Problems with the WMF database data

Posted: Wed Aug 30, 2017 9:41 pm
by Kumioko
The WMF and the Wikipedia community has been more and more reliant on statistical data to do analysis, perform quality control and to justify that the project is succeeding. People routinely report that X number of edits have been done, what portion of the community did them and report on the health of the projects and the community. To do this, they use a replica database that runs parallel to the live one all the edits are made too and that is what they call the Labs server. Makes sense right, you don't want to have the live database bogged down by queries. This is also where the adhoc report generation tool called Quarry gets it's data.

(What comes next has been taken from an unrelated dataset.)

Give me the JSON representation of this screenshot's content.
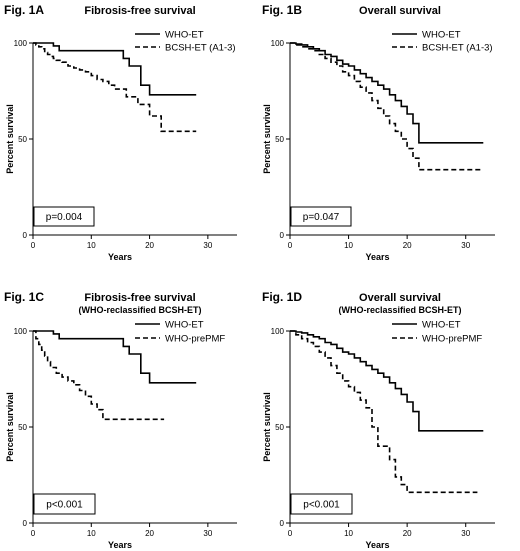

Over time, various problems have been identified to show that the data the WMF uses is not as reliable as they would have the world believe. For example, they recently reported that there were "zombie" entries appearing in the data that could not be killed off; due to differences in the tables between the live database and the backup they also made changes to the wrong records because the data table updates weren't inline thus introducing errors. This was referred to as Replica drift here: https://wikitech.wikimedia.org/wiki/Hel ... lica_drift. And certainly there are other problems as well we are not yet aware of. Certainly they are not reporting every problem in phabricator!

Without knowing what percentage of the data is "adrift", it's hard to say how bad the problem is and they seem to have a plan to fix it..by spending more money and buying more servers...but it begs the question. Just how many records were affected and was any of this incorrect data used in reports that were presented to the public, the donors or the board of trustees?